Adult white-tailed deer have reddish-brown coats in summer which fade to a duller grayish-brown in winter. Bucks are recognizable in the summer and fall by their prominent set of antlers, which are grown annually and fall off in the winter. Typically, only the bucks grow antlers, which bear a number of tines, or sharp points. Females are called does. Occasionally venturing out in the daylight hours, white-tailed deer are primarily nocturnal or crepuscular, browsing mainly at dawn and dusk. In the wild, white-tails, particularly the young, are preyed upon by bobcats, mountain lions, and coyotes. They use speed and agility to outrun predators, sprinting up to 30 miles per hour and leaping as high as 10 feet vertically and as far as 30 feet horizontally in a single bound.
White-tailed deer, the smallest members of the North American deer family, are found from southern Canada to South America.
In the heat of summer, they typically inhabit fields and meadows using clumps of broad-leaved and coniferous forests for shade. During the winter, they generally keep to forests, preferring coniferous stands that provide shelter from the harsh elements.

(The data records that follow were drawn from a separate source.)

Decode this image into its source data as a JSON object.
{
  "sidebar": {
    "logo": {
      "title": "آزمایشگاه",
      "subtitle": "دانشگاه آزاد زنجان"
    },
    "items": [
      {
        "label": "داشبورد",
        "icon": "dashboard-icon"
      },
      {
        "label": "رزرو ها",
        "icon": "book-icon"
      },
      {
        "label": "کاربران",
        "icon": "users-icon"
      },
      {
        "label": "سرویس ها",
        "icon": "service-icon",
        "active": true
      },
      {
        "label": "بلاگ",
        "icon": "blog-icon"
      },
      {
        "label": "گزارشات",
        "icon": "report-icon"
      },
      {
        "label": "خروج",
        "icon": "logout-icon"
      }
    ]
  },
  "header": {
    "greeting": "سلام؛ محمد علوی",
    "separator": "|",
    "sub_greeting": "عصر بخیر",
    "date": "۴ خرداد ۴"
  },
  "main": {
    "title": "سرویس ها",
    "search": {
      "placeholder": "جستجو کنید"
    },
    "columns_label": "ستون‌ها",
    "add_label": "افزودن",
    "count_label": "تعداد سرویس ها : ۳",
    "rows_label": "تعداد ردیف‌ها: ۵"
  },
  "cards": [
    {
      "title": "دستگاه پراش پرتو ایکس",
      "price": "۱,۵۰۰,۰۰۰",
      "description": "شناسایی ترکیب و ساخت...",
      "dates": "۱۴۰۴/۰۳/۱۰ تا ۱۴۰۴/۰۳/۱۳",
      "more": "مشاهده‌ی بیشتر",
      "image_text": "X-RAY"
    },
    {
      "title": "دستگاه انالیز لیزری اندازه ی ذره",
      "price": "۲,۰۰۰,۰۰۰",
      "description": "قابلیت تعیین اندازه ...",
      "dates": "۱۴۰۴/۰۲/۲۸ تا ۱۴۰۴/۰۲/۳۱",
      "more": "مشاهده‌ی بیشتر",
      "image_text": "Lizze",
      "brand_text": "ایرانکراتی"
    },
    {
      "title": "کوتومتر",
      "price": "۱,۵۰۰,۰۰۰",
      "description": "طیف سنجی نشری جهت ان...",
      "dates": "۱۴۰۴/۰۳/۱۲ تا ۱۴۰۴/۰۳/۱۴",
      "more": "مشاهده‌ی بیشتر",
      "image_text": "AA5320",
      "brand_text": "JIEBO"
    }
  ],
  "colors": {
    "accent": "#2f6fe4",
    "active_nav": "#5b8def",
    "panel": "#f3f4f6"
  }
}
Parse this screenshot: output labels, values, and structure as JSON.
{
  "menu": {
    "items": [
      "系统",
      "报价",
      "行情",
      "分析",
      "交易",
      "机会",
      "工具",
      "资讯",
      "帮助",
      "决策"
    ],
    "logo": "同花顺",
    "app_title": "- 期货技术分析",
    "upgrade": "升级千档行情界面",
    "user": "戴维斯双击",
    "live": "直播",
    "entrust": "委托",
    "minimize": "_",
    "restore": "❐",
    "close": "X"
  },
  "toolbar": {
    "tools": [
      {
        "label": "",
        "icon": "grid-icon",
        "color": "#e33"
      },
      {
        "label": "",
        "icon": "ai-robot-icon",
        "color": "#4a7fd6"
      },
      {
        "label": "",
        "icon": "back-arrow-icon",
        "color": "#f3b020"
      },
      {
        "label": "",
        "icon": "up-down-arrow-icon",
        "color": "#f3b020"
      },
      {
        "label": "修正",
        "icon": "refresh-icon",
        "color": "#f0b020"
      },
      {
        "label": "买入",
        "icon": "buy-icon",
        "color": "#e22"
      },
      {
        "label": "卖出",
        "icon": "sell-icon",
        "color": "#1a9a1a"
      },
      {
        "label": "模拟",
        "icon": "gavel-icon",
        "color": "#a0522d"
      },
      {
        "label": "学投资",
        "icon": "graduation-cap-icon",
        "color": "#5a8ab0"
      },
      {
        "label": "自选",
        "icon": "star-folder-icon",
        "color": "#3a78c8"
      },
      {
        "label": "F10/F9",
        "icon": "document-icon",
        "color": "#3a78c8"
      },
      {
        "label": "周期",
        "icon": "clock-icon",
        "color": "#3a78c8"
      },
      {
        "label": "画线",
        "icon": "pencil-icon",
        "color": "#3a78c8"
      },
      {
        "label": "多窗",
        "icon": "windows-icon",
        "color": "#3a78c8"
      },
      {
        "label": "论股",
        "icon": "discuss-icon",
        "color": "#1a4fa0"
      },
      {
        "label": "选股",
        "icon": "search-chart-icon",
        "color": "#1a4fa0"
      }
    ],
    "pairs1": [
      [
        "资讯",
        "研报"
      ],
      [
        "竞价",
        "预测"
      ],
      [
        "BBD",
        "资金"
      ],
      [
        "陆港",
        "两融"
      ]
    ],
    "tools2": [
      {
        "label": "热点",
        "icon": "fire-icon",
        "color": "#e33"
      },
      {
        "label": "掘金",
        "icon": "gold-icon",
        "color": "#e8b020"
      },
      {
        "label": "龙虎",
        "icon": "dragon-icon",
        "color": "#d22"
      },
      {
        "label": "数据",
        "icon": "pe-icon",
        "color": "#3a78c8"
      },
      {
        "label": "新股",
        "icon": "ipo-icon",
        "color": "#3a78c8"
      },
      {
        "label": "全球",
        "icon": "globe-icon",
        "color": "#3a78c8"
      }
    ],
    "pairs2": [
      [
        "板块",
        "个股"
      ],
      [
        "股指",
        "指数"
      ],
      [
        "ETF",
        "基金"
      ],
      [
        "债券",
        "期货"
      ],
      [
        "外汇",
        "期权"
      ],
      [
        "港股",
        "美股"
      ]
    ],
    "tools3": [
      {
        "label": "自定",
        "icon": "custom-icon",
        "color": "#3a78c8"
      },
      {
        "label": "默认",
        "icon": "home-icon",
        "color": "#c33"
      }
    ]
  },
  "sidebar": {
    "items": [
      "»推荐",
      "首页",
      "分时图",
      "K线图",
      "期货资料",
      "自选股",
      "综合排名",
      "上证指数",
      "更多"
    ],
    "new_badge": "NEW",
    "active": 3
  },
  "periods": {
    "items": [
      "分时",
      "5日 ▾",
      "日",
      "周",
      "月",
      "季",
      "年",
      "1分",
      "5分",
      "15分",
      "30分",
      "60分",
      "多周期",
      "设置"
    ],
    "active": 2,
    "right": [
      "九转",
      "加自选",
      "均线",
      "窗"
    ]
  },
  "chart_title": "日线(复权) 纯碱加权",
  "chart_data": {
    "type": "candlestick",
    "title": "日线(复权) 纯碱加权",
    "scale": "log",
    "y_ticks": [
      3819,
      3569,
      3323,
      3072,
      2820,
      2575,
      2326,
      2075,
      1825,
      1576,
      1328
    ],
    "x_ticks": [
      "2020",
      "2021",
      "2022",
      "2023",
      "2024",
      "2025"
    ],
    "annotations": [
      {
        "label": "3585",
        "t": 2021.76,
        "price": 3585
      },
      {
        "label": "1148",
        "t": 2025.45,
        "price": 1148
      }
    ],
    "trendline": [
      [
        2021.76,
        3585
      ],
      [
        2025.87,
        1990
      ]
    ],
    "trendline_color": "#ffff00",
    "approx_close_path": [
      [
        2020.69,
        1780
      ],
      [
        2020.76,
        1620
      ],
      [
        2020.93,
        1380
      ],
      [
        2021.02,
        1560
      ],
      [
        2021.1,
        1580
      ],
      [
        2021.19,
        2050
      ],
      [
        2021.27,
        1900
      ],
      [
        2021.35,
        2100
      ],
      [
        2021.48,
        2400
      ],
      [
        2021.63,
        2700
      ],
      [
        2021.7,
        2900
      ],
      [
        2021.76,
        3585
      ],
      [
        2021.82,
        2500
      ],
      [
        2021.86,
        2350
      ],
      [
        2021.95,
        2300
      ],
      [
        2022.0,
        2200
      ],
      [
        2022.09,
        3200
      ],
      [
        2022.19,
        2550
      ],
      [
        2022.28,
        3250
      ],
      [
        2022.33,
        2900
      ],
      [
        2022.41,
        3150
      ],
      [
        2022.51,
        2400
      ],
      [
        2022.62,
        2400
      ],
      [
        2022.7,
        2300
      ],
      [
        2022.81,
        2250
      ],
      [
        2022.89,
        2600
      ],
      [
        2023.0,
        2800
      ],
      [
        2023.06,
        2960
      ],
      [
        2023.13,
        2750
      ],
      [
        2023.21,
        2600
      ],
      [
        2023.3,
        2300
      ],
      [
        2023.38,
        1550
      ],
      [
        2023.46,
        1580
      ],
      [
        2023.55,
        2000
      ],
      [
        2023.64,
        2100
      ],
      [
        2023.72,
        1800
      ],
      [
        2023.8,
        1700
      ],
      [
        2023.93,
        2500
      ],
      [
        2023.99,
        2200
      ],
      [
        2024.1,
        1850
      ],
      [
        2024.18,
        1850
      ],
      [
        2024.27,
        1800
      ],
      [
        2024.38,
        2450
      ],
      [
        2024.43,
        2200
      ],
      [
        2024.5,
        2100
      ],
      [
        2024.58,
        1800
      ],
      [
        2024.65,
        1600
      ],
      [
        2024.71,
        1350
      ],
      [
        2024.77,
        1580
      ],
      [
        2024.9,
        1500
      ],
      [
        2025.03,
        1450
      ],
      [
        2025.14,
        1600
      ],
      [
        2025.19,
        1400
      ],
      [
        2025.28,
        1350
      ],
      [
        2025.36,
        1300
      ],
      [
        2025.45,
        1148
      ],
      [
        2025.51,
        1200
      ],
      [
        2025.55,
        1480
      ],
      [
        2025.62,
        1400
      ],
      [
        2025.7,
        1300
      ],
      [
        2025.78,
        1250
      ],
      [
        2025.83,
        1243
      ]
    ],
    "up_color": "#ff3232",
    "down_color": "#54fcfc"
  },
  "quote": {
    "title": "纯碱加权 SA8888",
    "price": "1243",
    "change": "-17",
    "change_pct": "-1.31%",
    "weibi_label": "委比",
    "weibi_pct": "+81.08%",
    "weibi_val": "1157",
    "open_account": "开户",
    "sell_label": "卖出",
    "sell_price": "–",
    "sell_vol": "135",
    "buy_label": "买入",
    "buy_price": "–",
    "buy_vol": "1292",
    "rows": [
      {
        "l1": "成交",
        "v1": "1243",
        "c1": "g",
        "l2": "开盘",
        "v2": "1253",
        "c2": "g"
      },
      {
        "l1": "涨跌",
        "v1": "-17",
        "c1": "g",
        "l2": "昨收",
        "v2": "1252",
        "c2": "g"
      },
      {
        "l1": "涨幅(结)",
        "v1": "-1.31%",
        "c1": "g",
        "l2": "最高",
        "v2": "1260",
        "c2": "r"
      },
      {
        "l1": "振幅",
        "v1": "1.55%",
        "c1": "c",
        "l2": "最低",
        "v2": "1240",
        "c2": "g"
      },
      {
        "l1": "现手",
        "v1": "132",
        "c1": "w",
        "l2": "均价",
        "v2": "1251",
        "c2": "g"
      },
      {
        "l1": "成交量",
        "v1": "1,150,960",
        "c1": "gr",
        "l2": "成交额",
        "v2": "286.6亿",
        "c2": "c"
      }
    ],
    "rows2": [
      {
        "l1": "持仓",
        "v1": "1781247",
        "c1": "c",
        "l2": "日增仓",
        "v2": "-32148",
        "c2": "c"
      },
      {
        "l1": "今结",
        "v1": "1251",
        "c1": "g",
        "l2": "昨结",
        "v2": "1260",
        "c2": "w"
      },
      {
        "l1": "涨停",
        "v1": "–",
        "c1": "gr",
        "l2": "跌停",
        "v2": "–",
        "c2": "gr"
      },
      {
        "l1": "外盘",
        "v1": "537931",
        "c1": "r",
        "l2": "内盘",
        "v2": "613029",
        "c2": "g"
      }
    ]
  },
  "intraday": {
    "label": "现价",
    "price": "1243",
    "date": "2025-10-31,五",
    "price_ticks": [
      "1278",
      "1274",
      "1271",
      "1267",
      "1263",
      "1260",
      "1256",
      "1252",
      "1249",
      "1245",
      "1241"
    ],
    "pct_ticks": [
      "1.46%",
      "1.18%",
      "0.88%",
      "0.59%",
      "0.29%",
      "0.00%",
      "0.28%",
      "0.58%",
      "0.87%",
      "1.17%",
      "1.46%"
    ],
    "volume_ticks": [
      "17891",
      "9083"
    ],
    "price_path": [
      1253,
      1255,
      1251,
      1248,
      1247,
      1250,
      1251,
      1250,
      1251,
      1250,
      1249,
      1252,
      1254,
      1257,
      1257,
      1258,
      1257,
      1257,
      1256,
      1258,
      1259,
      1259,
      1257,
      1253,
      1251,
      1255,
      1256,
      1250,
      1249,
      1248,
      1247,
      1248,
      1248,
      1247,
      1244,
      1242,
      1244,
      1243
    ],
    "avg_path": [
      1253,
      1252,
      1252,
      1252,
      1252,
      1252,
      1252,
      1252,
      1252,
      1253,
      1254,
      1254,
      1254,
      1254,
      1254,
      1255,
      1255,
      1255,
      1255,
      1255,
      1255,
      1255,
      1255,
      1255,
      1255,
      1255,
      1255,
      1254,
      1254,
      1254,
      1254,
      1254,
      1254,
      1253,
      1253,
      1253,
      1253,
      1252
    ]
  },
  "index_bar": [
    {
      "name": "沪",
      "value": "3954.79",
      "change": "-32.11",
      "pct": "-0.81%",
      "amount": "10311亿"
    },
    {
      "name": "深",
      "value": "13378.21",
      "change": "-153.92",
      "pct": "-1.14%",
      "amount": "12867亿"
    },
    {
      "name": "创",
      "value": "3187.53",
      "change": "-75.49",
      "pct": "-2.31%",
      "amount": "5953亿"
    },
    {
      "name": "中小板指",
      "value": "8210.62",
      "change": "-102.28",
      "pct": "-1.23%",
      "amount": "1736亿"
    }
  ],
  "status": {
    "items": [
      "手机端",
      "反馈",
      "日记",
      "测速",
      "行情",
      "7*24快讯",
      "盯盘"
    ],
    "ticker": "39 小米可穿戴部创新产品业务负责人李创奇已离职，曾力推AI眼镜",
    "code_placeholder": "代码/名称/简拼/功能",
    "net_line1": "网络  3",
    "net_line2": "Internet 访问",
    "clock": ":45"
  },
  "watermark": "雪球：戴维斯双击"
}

During the mating season, also called the rut, bucks fight over territory by using their antlers in sparring matches. Does give birth to one to three young at a time, usually in May or June after a gestation period of seven months. Young deer, called fawns, wear a reddish-brown coat with white spots that help them blend in with the forest.
In the wild: 3-10 years
In human care: 6-14 years
White-tailed deer are herbivores, leisurely grazing on most available plant foods. Their stomachs allow them to digest a varied diet, including leaves, twigs, fruits and nuts, grass, corn, alfalfa, and even lichens and other fungi.